High-performance yeast for sustainable liquid fuel

Carbon utilisation in bioethanol production by the yeast _Saccharomyces_ _cerevisiae_ suffers significant efficiency losses because the organism also produces glycerol as a (waste) co-product to help maintain its osmotic balance. This low value waste product compromises bioethanol yield by up to 5%. Others have tried to address this problem, employing yeast bioengineering to reduce glycerol production and redirect more feedstock carbon instead to ethanol. The approach has achieved partial success, increasing carbon efficiency and maintaining cellular reduction-oxidation (REDOX) balance. The limitation of earlier approaches is that the intermediates of the engineered metabolic pathway to ethanol can be converted to other cellular metabolites, such that the full carbon redirection benefits cannot be realised. Our innovative approach provides key advantages over that of our competitors. It will similarly reduce glycerol synthesis but instead redirects carbon to ethanol via an alternate intermediate which is not otherwise metabolised, thereby potentiating maximal carbon use efficiency and ethanol productivity gains.

Ingenza has conducted yeast bioengineering for over 10 years, developing all necessary expertise, enabling technology tools and capabilities to deliver this project.

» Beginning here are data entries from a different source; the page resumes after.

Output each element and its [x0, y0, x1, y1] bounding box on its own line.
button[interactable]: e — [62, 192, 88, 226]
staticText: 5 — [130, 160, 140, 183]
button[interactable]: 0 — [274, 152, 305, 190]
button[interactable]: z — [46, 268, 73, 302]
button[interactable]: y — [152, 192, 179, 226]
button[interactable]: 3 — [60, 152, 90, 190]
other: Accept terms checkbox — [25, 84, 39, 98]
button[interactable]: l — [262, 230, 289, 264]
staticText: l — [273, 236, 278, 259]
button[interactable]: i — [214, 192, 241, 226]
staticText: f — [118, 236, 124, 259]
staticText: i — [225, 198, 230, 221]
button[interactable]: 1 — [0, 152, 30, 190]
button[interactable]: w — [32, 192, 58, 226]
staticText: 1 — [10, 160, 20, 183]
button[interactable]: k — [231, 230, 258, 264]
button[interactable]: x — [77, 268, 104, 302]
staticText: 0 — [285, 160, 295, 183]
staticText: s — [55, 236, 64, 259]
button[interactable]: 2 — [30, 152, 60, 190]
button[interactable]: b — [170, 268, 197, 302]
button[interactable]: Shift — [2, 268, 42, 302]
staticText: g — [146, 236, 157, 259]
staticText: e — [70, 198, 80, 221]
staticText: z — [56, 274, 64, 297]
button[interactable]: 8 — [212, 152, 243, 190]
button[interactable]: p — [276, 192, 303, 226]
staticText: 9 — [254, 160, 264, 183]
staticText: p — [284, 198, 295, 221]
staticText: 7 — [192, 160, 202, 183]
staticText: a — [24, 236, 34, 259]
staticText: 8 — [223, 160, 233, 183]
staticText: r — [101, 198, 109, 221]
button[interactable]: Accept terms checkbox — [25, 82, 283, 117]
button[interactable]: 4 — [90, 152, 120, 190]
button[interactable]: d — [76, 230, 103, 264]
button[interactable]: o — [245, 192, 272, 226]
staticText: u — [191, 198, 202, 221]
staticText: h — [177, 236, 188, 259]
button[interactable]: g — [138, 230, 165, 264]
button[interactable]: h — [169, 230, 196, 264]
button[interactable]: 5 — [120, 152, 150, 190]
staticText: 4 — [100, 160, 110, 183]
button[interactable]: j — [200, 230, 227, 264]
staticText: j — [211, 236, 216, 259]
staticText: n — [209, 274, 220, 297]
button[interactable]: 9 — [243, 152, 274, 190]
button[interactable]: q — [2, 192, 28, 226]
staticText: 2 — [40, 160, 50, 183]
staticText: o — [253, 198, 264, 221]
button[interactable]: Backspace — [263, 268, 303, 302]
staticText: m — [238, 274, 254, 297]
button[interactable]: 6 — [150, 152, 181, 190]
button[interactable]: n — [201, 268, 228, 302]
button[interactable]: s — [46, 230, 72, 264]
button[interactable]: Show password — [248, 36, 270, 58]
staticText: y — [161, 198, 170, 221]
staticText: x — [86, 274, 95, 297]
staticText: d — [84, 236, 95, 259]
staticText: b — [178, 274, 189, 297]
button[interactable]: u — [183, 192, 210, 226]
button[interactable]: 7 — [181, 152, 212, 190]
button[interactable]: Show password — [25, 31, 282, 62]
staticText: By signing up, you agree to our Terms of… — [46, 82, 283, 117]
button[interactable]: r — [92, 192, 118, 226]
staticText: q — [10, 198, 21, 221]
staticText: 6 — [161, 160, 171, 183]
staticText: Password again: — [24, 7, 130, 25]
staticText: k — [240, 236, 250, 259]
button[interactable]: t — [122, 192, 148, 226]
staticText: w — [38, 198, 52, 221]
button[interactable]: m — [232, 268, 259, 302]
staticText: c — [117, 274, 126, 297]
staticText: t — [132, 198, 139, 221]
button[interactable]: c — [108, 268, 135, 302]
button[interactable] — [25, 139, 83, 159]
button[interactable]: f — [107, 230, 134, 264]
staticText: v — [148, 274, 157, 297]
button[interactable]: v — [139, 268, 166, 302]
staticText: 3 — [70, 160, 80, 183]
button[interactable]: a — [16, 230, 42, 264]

Our go-to-market strategy involves the commercialisation of project outputs under an existing technology license relationship with a major international partner. We will safeguard our project outcomes through patent protection and the partner's policing. The potential return on project investment represents significant value for both Ingenza and UK taxpayers. The global bioethanol market is dynamic with (until recently) 5.3% CAGR (2014-2019) and usage in 2019 of 29 million gallons globally. While we recognise that there are alternative opportunities for the technology in many markets (e.g. beverage alcohol) the bioethanol market alone is expected to be valued at $79.6 billion by 2024\. Successful deployment of the project technology could secure significant returns for Ingenza, underpinning job protection and investment in future growth initiatives. The project will allow a leading UK developer of industrial biotechnology to aggressively participate in a synergistic commercial collaboration to deliver disruptive technology that expands the use of sustainable liquid fuels and advances the UK bioeconomy more broadly, to positively impact climate change and environmental sustainability.